Join Riley and Curtis in a revolving restaurant with an epic view of San Francisco. They're meeting with the banker, Ernesto, who lends money for developments. Discover why it's not all about supply and demand because as he says, "That's not how the industry works."

Notes for Episode 3



    Our friend Sumir told us he only builds condos for people with pretty healthy bank accounts...


    But based on the laws of supply and demand, you'd think that building more units would bring the prices down.


    Well you won't see much building if housing prices go down. You see...





From 2009: https://www.economicshelp.org/blog/1327/economics/why-are-banks-not-lending/



    But increasing supply is the simplest solution to high housing costs. So many people are coming here for all the new jobs!



    Financing isn't that simple. If rents are going down, and a developer comes to me asking for a loan, I'll look at his business plan and tell him "No way." He won't be able to pay me back.


    I'll have the avocado poke toast on charcoal activated bread and a bowl of bone broth.




    Oooh I'll have a matcha green tea donut with bacon!



Wait, so you don't actually want to increase housing supply to the point where prices would fall?


    That's not how the industry works. We have no incentive to invest in declining markets. Remember what happened in 2008? When the housing bubble burst? All the banks stopped lending.


    Prices need to drop approximately 40 percent for Riley and Curtis to be able to afford a place here.

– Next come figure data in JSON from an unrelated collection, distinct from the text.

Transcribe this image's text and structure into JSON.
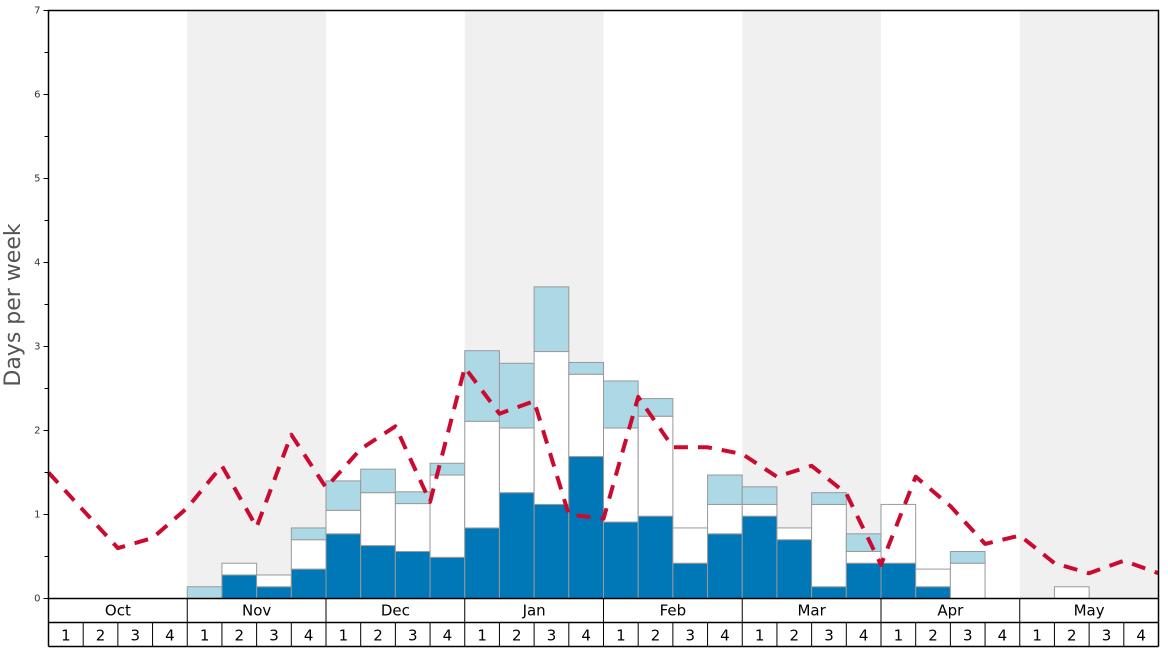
{
  "chart_data": {
    "type": "bar",
    "ylabel": "Days per week",
    "ylim": [
      0,
      7
    ],
    "y_ticks": [
      "0",
      "1",
      "2",
      "3",
      "4",
      "5",
      "6",
      "7"
    ],
    "months": [
      "Oct",
      "Nov",
      "Dec",
      "Jan",
      "Feb",
      "Mar",
      "Apr",
      "May"
    ],
    "weeks": [
      "1",
      "2",
      "3",
      "4"
    ],
    "shaded_months": [
      "Nov",
      "Jan",
      "Mar",
      "May"
    ],
    "colors": {
      "stack_1": "#0077b6",
      "stack_2": "#ffffff",
      "stack_3": "#add8e6",
      "line": "#cc0a2f",
      "shade": "#f0f0f0",
      "bar_edge": "#999999"
    },
    "stacked": true,
    "series": [
      {
        "values": [
          0,
          0,
          0,
          0,
          0,
          0.28,
          0.14,
          0.35,
          0.77,
          0.63,
          0.56,
          0.49,
          0.84,
          1.26,
          1.12,
          1.69,
          0.91,
          0.98,
          0.42,
          0.77,
          0.98,
          0.7,
          0.14,
          0.42,
          0.42,
          0.14,
          0,
          0,
          0,
          0,
          0,
          0
        ]
      },
      {
        "values": [
          0,
          0,
          0,
          0,
          0,
          0.14,
          0.14,
          0.35,
          0.28,
          0.63,
          0.57,
          0.98,
          1.27,
          0.77,
          1.82,
          0.98,
          1.12,
          1.19,
          0.42,
          0.35,
          0.14,
          0.14,
          0.98,
          0.14,
          0.7,
          0.21,
          0.42,
          0,
          0,
          0.14,
          0,
          0
        ]
      },
      {
        "values": [
          0,
          0,
          0,
          0,
          0.14,
          0,
          0,
          0.14,
          0.35,
          0.28,
          0.14,
          0.14,
          0.84,
          0.77,
          0.77,
          0.14,
          0.56,
          0.21,
          0,
          0.35,
          0.21,
          0,
          0.14,
          0.21,
          0,
          0,
          0.14,
          0,
          0,
          0,
          0,
          0
        ]
      },
      {
        "type": "line",
        "style": "dashed",
        "values": [
          1.5,
          1.05,
          0.6,
          0.72,
          1.08,
          1.58,
          0.85,
          1.95,
          1.32,
          1.78,
          2.05,
          1.15,
          2.75,
          2.2,
          2.35,
          1.0,
          0.95,
          2.4,
          1.8,
          1.8,
          1.72,
          1.45,
          1.58,
          1.25,
          0.4,
          1.45,
          1.1,
          0.65,
          0.75,
          0.42,
          0.3,
          0.45,
          0.3
        ]
      }
    ]
  }
}
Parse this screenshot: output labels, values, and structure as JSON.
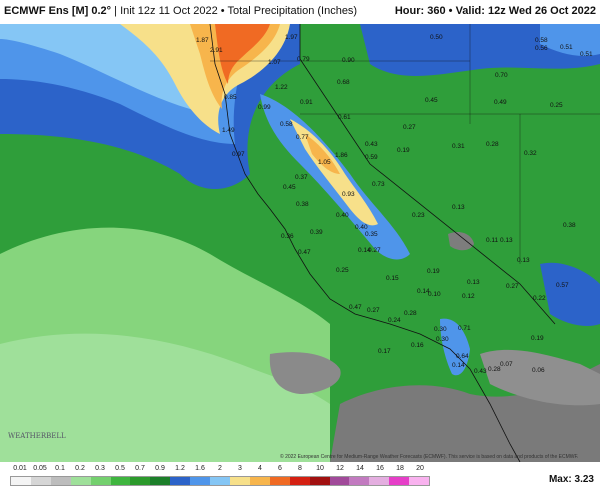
{
  "header": {
    "model": "ECMWF Ens [M] 0.2°",
    "init": "Init 12z 11 Oct 2022",
    "field": "Total Precipitation (Inches)",
    "hour": "Hour: 360",
    "valid": "Valid: 12z Wed 26 Oct 2022"
  },
  "legend": {
    "ticks": [
      "0.01",
      "0.05",
      "0.1",
      "0.2",
      "0.3",
      "0.5",
      "0.7",
      "0.9",
      "1.2",
      "1.6",
      "2",
      "3",
      "4",
      "6",
      "8",
      "10",
      "12",
      "14",
      "16",
      "18",
      "20"
    ],
    "colors": [
      "#f4f4f4",
      "#d6d6d6",
      "#bdbdbd",
      "#9fe09a",
      "#74d06e",
      "#3fb53f",
      "#2c9a2c",
      "#1c7f2a",
      "#2c63c9",
      "#4f95ea",
      "#85c6f5",
      "#f7e08a",
      "#f7b54c",
      "#f06a23",
      "#d42012",
      "#a11010",
      "#a14a9a",
      "#c27ac0",
      "#e4aee0",
      "#e63ec8",
      "#f9b2ef"
    ],
    "max_label": "Max: 3.23"
  },
  "copyright": "© 2022 European Centre for Medium-Range Weather Forecasts (ECMWF). This service is based on data and products of the ECMWF.",
  "logo_text": "WEATHERBELL",
  "values": [
    "1.87",
    "2.91",
    "1.97",
    "1.07",
    "0.79",
    "0.90",
    "0.50",
    "0.58",
    "0.56",
    "0.51",
    "0.51",
    "1.22",
    "0.68",
    "0.70",
    "0.49",
    "0.85",
    "0.99",
    "0.91",
    "0.45",
    "0.25",
    "0.61",
    "1.49",
    "0.58",
    "0.27",
    "0.43",
    "0.19",
    "0.31",
    "0.28",
    "0.32",
    "0.97",
    "0.77",
    "1.05",
    "1.86",
    "0.59",
    "0.73",
    "0.37",
    "0.45",
    "0.40",
    "0.38",
    "0.93",
    "0.13",
    "0.23",
    "0.40",
    "0.35",
    "0.39",
    "0.36",
    "0.14",
    "0.27",
    "0.11",
    "0.13",
    "0.38",
    "0.47",
    "0.13",
    "0.57",
    "0.25",
    "0.15",
    "0.19",
    "0.13",
    "0.14",
    "0.10",
    "0.12",
    "0.27",
    "0.22",
    "0.47",
    "0.27",
    "0.24",
    "0.28",
    "0.30",
    "0.71",
    "0.30",
    "0.19",
    "0.17",
    "0.16",
    "0.64",
    "0.14",
    "0.07",
    "0.06",
    "0.28",
    "0.43"
  ]
}
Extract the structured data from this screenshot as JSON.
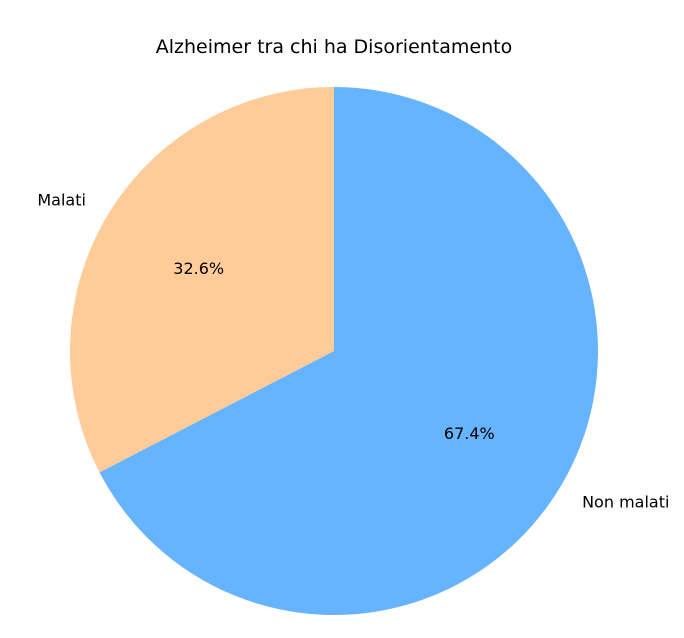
{
  "chart_data": {
    "type": "pie",
    "title": "Alzheimer tra chi ha Disorientamento",
    "slices": [
      {
        "label": "Non malati",
        "value": 67.4,
        "pct_label": "67.4%",
        "color": "#66b3ff"
      },
      {
        "label": "Malati",
        "value": 32.6,
        "pct_label": "32.6%",
        "color": "#ffcc99"
      }
    ],
    "start_angle_deg": 90,
    "direction": "clockwise"
  }
}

    How do you get housing prices to fall 40 percent?



    That sounds like another Great Recession. But any little dip in prices in San Francisco, means we stop lending here, and invest in another city. Where the housing market is strong.



    You mean a city that's getting MORE expensive?

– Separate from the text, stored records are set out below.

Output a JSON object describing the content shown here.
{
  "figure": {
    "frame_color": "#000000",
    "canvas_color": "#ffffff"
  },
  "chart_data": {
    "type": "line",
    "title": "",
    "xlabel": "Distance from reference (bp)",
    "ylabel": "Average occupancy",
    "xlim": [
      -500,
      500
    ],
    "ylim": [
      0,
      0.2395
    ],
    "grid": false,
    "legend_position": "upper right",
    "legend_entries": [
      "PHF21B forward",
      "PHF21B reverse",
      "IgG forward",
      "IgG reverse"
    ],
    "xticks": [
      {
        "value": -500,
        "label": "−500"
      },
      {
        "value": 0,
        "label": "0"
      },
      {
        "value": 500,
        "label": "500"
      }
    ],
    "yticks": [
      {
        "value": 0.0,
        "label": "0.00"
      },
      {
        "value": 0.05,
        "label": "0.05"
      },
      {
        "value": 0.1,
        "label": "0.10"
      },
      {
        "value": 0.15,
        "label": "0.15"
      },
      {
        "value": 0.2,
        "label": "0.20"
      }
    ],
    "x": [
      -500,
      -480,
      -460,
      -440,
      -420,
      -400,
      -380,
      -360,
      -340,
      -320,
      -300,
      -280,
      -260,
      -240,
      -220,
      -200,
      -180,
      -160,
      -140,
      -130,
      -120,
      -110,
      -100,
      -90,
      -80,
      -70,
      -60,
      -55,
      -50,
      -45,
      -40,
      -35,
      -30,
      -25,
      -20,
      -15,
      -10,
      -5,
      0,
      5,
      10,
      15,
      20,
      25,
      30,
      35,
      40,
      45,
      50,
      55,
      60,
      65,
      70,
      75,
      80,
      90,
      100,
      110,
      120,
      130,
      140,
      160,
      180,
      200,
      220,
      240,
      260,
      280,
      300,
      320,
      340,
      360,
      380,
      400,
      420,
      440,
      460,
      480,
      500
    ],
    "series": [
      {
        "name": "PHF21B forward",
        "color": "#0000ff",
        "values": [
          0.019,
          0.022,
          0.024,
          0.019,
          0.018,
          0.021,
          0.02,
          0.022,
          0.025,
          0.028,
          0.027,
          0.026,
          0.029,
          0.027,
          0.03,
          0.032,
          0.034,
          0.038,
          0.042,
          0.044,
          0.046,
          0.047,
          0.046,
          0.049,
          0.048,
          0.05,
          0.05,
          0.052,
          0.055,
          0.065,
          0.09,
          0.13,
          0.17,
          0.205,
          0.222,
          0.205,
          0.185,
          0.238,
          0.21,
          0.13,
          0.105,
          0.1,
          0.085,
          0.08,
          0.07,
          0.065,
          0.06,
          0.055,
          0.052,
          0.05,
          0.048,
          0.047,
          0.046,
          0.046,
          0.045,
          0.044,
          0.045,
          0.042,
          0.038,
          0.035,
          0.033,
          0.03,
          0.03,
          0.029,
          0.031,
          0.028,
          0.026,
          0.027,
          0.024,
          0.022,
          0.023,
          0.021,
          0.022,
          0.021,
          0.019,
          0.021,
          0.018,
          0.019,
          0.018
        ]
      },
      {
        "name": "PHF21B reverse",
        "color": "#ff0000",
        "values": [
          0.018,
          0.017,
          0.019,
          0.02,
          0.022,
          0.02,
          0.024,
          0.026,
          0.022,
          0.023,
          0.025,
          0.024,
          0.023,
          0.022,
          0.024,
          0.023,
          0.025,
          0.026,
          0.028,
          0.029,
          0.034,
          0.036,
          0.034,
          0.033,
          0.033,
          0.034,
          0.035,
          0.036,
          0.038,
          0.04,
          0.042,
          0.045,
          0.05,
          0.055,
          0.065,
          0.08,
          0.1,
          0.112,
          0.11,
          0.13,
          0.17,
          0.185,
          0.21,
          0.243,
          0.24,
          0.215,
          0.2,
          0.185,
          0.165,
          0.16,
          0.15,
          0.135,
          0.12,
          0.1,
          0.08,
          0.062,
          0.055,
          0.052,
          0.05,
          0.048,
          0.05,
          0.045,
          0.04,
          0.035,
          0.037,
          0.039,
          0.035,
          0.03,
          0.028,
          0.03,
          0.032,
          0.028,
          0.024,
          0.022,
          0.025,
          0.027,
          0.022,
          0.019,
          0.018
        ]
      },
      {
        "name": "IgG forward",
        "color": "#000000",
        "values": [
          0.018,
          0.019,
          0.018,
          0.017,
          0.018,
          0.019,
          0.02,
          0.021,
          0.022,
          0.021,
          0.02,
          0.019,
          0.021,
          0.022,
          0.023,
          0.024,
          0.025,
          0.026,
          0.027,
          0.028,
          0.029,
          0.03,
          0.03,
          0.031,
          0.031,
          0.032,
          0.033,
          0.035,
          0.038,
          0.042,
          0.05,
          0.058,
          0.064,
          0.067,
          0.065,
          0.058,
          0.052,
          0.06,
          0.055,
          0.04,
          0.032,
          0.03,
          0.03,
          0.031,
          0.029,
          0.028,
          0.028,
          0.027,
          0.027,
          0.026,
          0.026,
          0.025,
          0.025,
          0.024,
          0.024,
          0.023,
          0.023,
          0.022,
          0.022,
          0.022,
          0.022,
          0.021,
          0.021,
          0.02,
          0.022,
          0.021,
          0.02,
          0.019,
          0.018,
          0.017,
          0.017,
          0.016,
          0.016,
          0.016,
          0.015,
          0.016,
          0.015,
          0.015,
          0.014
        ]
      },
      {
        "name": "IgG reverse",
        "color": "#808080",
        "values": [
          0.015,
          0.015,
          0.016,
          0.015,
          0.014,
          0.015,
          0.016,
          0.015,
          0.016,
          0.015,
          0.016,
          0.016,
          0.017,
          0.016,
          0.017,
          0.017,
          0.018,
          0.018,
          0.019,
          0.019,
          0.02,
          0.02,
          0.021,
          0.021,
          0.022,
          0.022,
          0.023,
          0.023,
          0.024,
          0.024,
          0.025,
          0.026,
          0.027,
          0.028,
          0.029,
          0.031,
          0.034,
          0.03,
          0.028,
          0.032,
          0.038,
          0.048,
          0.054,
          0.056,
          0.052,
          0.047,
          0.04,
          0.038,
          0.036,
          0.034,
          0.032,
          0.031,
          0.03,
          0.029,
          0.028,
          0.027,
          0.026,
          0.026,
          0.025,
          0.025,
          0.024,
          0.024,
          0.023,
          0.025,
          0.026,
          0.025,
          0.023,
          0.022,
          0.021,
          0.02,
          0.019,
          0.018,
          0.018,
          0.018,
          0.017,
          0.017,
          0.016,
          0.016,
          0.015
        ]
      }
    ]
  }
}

    Our realtor says a new listing just opened up in the Mission! Let's go!



Additional Notes:

Development budget

A developer has to present their costs for building the project. This includes land, architects, engineers (civil, structural, mechanical, etc.), insurance, fees for permits, lawyers for writing up contracts, loan “closing costs”, building materials, construction labor, etc. At the end of construction, the developer has to convert their construction period financing into “permanent” financing which is where the second analysis comes in.

Cash flow proforma

Assuming the “permanent” loan for the project lasts 20 years or more, the developer has to show that the projects has what’s called “net operating income” aka “profit” for that length of time. Banks assume that expenses will go up every year because the economy depends on inflation. If costs are going up every year, and housing prices start to go down, that means that the developer’s revenue will be going down. If the revenue goes down while expenses are going up, the developer won’t be able to pay the bank. This is a business plan that doesn’t work, so the bank will never make the loan.